It may sound like a cliché to say this but the dance music world is in a profound state of shock following the news that Andrew Weatherall – an iconic DJ in any way you wish to define that – has passed away.
A press release from Prescription PR announced that Weatherall passed away in the early hours of Monday, February 17 2020 at Whipps Cross Hospital in London. Weatherall was stricken by a pulmonary embolism and was being treated in the hospital before the blood clot reached his heart. He was 56 years old.

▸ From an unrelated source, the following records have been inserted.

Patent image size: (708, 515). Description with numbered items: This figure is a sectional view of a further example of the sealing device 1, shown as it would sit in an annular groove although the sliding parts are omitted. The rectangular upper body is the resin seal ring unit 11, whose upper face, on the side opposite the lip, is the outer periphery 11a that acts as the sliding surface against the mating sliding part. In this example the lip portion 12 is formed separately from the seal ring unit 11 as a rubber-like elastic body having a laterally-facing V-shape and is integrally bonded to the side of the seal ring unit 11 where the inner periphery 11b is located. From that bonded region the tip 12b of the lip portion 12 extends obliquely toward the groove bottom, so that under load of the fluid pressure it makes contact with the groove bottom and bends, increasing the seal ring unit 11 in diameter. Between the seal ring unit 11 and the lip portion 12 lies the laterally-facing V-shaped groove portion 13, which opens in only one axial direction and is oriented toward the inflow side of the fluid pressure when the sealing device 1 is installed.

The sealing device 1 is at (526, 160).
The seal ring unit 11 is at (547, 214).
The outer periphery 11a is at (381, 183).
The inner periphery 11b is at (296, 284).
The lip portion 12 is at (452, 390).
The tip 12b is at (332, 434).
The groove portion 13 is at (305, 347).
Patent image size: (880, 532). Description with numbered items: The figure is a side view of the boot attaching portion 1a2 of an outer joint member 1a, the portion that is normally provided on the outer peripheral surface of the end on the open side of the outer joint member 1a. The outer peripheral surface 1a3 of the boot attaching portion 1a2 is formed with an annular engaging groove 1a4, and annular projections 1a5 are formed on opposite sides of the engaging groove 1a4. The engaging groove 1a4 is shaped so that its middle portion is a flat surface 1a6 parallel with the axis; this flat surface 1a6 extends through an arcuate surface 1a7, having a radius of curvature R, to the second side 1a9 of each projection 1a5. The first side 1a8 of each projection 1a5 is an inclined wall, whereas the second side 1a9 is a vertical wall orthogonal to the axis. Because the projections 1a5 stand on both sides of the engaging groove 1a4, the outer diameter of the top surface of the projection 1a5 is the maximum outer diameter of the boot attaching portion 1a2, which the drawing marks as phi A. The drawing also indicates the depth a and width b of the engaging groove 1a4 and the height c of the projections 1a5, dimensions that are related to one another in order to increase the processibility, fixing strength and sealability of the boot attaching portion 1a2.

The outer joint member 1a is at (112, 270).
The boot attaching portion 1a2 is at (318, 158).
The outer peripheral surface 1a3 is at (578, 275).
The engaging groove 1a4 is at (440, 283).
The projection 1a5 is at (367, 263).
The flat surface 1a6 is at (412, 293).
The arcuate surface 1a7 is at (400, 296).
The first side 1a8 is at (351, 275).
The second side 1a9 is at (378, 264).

Andy Weatherall was widely regarded as among the most beloved of that first wave of acid house DJs in the UK. With Terry Farley, Cymon Eckel and Steve Mayes he founded Boy’s Own (their zine is probably the single media source we’re all descended from) and became a go-to remixer for the ubiquitous ’90s “club mix,” particularly of tracks that fit (uneasily) onto the alternative rock charts. How many people had their first taste of dance music in the modern sense from the ear-splitting eruption that launches his remix of the Happy Mondays’ “Hallelujah” with Paul Oakenfold?

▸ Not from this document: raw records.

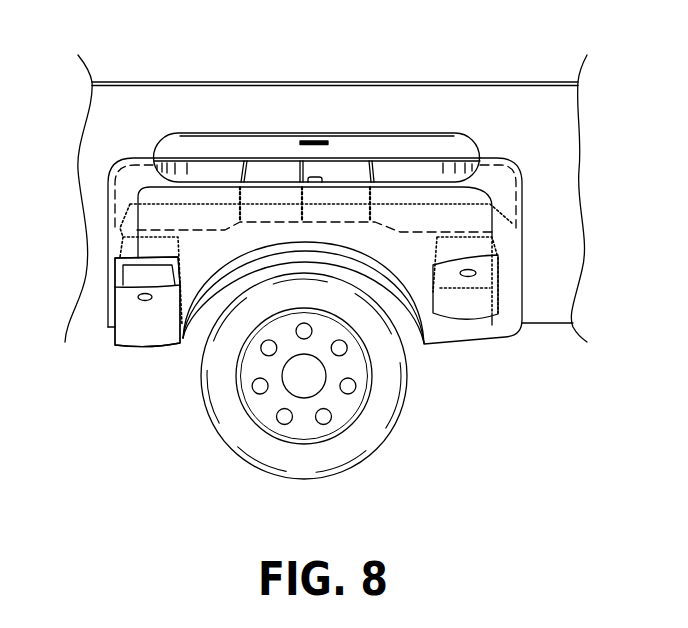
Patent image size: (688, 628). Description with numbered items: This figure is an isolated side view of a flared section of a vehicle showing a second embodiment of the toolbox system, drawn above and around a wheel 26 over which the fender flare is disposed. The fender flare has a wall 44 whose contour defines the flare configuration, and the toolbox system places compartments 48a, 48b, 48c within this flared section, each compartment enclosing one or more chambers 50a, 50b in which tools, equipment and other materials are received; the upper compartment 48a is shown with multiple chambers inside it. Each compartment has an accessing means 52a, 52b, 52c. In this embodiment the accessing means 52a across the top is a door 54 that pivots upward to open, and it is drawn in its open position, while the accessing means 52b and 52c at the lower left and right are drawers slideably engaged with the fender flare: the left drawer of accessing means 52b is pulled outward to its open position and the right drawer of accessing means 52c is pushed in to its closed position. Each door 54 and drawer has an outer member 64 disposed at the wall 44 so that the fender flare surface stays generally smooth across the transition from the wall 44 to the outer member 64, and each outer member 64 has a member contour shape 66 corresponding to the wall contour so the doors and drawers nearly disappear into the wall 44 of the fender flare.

The wheel 26 is at (241, 475).
The wall 44 is at (492, 187).
The compartment 48a is at (530, 207).
The compartment 48b is at (106, 244).
The compartment 48c is at (512, 252).
The chamber 50a is at (418, 156).
The chamber 50b is at (125, 275).
The accessing means 52a is at (237, 132).
The accessing means 52b is at (135, 360).
The accessing means 52c is at (473, 327).
The door 54 is at (347, 142).
The outer member 64 is at (128, 310).
The member contour shape 66 is at (121, 333).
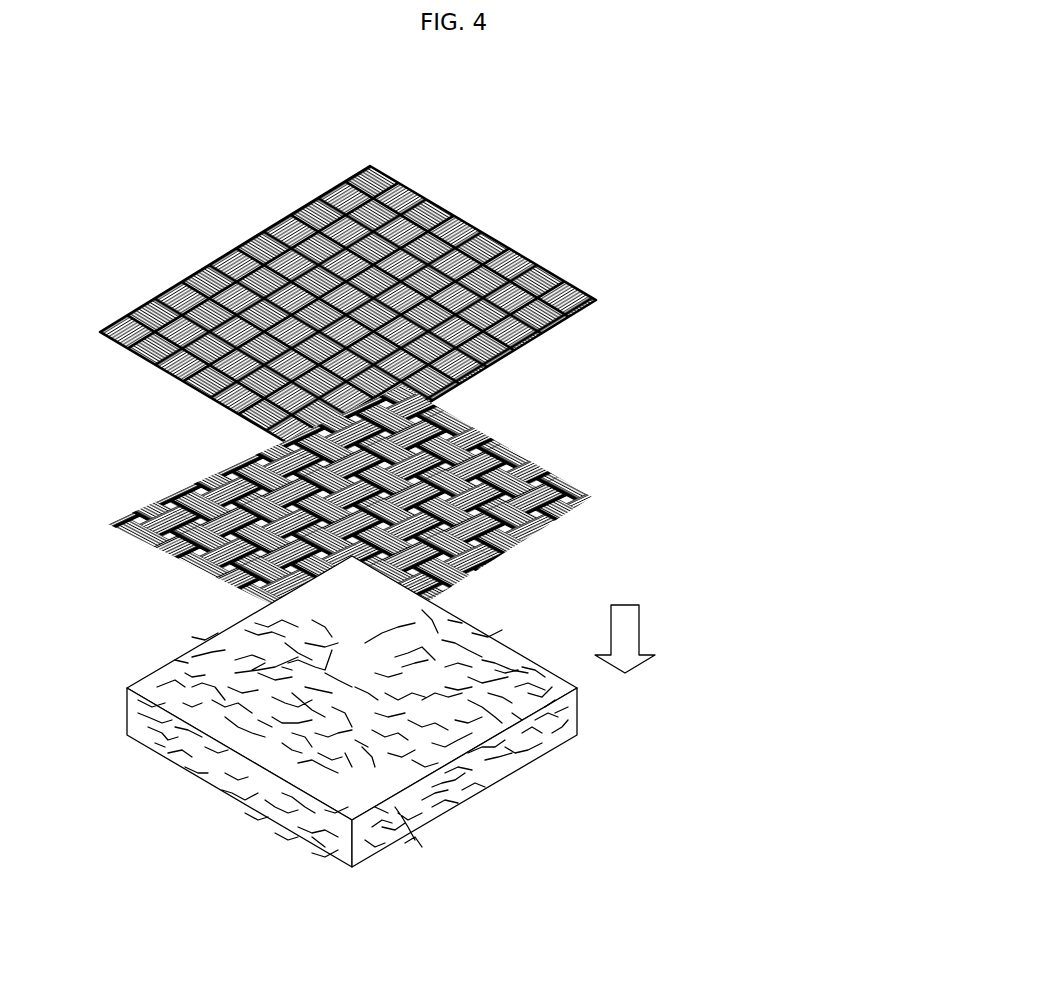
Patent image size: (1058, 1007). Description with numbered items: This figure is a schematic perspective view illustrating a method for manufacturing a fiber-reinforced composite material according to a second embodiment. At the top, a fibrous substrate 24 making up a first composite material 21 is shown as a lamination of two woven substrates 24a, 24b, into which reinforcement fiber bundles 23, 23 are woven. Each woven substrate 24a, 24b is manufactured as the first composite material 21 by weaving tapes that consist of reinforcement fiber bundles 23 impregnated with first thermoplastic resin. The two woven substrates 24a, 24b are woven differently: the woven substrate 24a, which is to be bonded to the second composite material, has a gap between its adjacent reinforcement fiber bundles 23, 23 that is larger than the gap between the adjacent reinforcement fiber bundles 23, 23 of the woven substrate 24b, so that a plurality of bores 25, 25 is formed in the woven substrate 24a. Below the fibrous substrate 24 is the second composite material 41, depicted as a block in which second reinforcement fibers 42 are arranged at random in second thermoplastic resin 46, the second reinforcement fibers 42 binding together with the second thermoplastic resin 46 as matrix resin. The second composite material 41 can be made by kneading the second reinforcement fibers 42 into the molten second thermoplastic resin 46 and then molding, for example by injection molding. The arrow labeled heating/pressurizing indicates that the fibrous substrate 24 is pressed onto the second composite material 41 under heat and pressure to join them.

The first composite material 21 is at (588, 192).
The reinforcement fiber bundles 23 is at (358, 367).
The fibrous substrate 24 is at (82, 283).
The woven substrate 24a is at (483, 455).
The woven substrate 24b is at (368, 178).
The bores 25 is at (157, 520).
The second composite material 41 is at (318, 714).
The second reinforcement fibers 42 is at (185, 735).
The second thermoplastic resin 46 is at (537, 678).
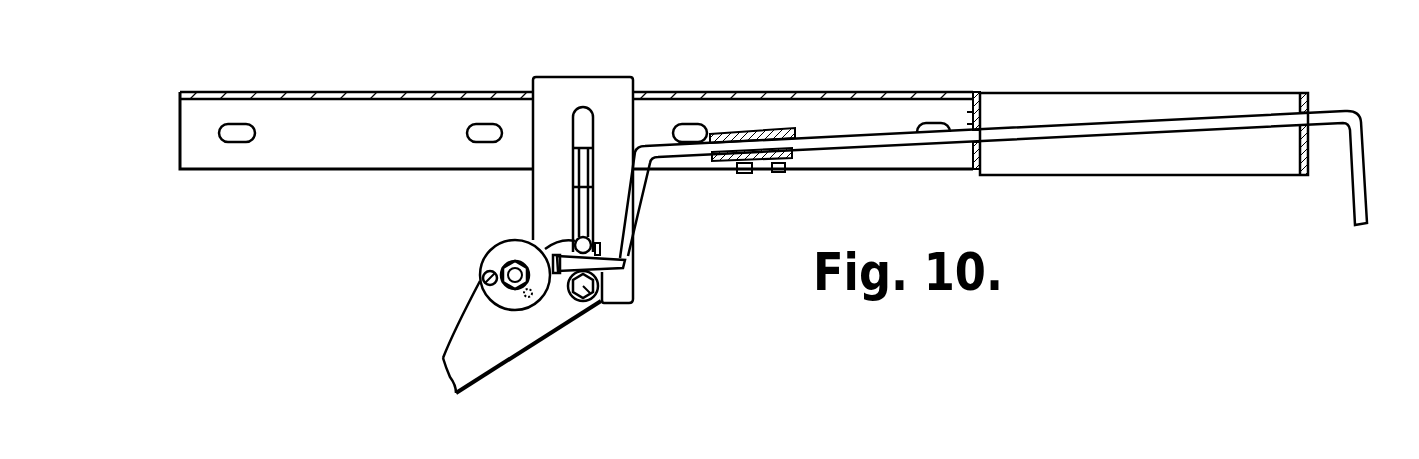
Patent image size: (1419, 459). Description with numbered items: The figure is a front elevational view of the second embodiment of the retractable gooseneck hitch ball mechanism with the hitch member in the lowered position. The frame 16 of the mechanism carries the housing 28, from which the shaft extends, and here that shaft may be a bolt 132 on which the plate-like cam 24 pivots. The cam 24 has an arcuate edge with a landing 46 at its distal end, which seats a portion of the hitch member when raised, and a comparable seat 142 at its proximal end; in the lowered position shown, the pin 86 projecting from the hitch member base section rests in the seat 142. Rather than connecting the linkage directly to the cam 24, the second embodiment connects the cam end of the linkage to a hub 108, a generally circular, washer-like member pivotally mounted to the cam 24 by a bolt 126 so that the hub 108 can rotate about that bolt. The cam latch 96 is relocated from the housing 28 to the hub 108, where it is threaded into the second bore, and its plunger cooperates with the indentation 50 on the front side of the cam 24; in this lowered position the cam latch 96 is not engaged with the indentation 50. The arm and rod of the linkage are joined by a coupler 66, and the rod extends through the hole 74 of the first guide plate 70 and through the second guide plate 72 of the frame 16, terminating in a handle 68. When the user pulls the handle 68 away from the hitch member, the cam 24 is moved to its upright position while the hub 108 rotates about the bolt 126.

The frame 16 is at (356, 104).
The housing 28 is at (610, 92).
The coupler 66 is at (766, 130).
The hole 74 is at (974, 118).
The first guide plate 70 is at (974, 160).
The second guide plate 72 is at (1312, 101).
The handle 68 is at (1359, 158).
The pin 86 is at (591, 244).
The seat 142 is at (606, 267).
The cam 24 is at (460, 330).
The landing 46 is at (449, 379).
The hub 108 is at (493, 252).
The bolt 126 is at (515, 262).
The cam latch 96 is at (479, 277).
The indentation 50 is at (529, 299).
The bolt 132 is at (602, 301).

For those abroad, a name like Andy Weatherall was exactly that – a name on a record, a name on a flyer, a name that people just back from the UK or Ibiza would say. It was a name that meant something. His name was a watchword for a deep expansive mind that could take in everything – anything – and make it swing. The term “tastemaker DJ” was made for him and after his passing should probably be retired.
Funeral arrangements for Weatherall are pending and will be made “in due course,” according to James Parrish of Prescription PR.